Depuis l’incendie qui a ravagé le réacteur de la centrale nucléaire ukrainienne de Tchernobyl, les scientifiques enquêtent sur les conséquences à long terme de cette catastrophe sur la population. Les cancers, et en particulier ceux de la tyroïde, sont au centre de cette recherche.

« Nous avons encore besoin de cinq à dix ans pour pouvoir tirer des conclusions d’ordre général qui soient pertinentes », déclare Jean Michel Lutz, de l’Association suisse des registres des tumeurs.

Les statistiques relatives aux cancers de la tyroïde sont en effet peu pertinentes et les études se contredisent en partie. Il est par conséquent difficile d’en tirer des tendances claires, d’autant que des études comparables réalisées au Canada présentent les mêmes variations. Cependant, contrairement à certaines régions suisses, le Canada n’a enregistré aucune hausse de la radioactivité après Tchernobyl.

Pas de registre national du cancer

D’autres scientifiques soulignent à quel point cette matière est complexe et insistent sur le fait que les cancers augmentent avec l’âge. Les groupes de population qui étaient âgés de moins de 20 ans en 1986 n’ont au plus que 40 ans aujourd’hui.

En Suisse, le registre des tumeurs est l’affaire des cantons. Or, comme les cantons ne tiennent pas tous un registre, les statistiques ne couvrent que 60% de la population totale.

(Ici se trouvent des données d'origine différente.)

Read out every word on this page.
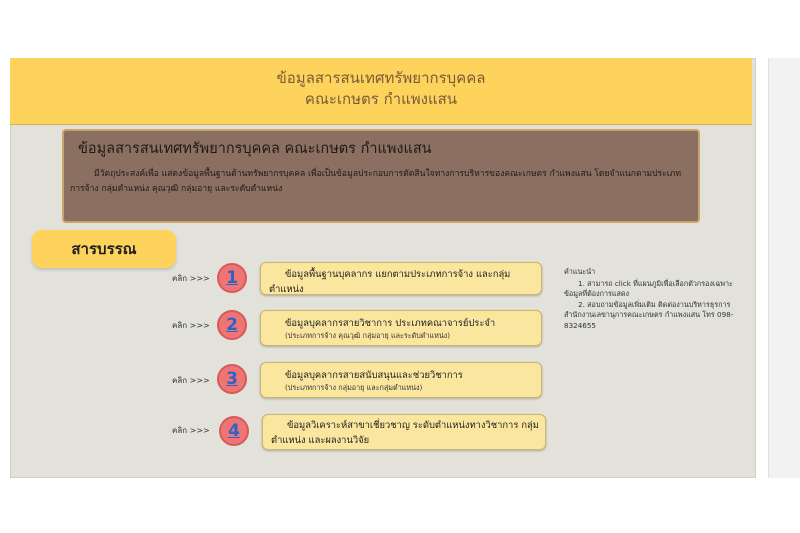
ข้อมูลสารสนเทศทรัพยากรบุคคล
คณะเกษตร กำแพงแสน
ข้อมูลสารสนเทศทรัพยากรบุคคล คณะเกษตร กำแพงแสน
มีวัตถุประสงค์เพื่อ แสดงข้อมูลพื้นฐานด้านทรัพยากรบุคคล เพื่อเป็นข้อมูลประกอบการตัดสินใจทางการบริหารของคณะเกษตร กำแพงแสน โดยจำแนกตามประเภทการจ้าง กลุ่มตำแหน่ง คุณวุฒิ กลุ่มอายุ และระดับตำแหน่ง
สารบรรณ
คลิก >>> 1	ข้อมูลพื้นฐานบุคลากร แยกตามประเภทการจ้าง และกลุ่มตำแหน่ง
คลิก >>> 2	ข้อมูลบุคลากรสายวิชาการ ประเภทคณาจารย์ประจำ
(ประเภทการจ้าง คุณวุฒิ กลุ่มอายุ และระดับตำแหน่ง)
คลิก >>> 3	ข้อมูลบุคลากรสายสนับสนุนและช่วยวิชาการ
(ประเภทการจ้าง กลุ่มอายุ และกลุ่มตำแหน่ง)
คลิก >>> 4	ข้อมูลวิเคราะห์สาขาเชี่ยวชาญ ระดับตำแหน่งทางวิชาการ กลุ่มตำแหน่ง และผลงานวิจัย
คำแนะนำ
1. สามารถ click ที่แผนภูมิเพื่อเลือกตัวกรองเฉพาะข้อมูลที่ต้องการแสดง
2. สอบถามข้อมูลเพิ่มเติม ติดต่องานบริหารธุรการ สำนักงานเลขานุการคณะเกษตร กำแพงแสน โทร 098-8324655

La pollution supplémentaire à long terme due à Tchernobyl est en Suisse 240 fois inférieure à la pollution radioactive naturelle. Sur la base de ces mesures, l’Office fédéral de la santé publique (OFSP) part donc du principe que l’augmentation du nombre des cancers provoqués par Tchernobyl sera inférieure à un demi pour-mille.

Il s’agit d’une estimation faite à partir des facteurs de risques établis par la Commission internationale de radioprotection, sur la base des statistiques concernant l’exposition subies par les survivants de Hiroshima et Nagasaki.

Crise de confiance

Le nuage radioactif a atteint la Suisse le 30 avril 2004, quatre jours après la catastrophe de Tchernobyl. Il pleuvait ce jour-là au Tessin. C’est donc cette région qui a reçu le plus de particules radioactives. La région du lac de Constance, ainsi que l’arc jurassien, ont également été touchés, mais dans une moindre mesure.

Les autorités ont pris alors diverses mesures. Mais celles-ci ne sont pas parvenues à rassurer pleinement la population, qui a alors ressenti une certaine méfiance à l’égard du gouvernement et des pouvoirs publics.

Les autorités ont par exemple interdit la pêche dans le lac de Lugano. Mais cette interdiction ne concernait pas les parties italiennes du lac.

Elles ont recommandé aux femmes enceintes, aux femmes qui allaitaient ainsi qu’aux petits enfants de renoncer au lait et aux légumes frais. Par ailleurs, l’abattage de moutons et de chèvres a été interdit au Tessin jusqu’à la fin août.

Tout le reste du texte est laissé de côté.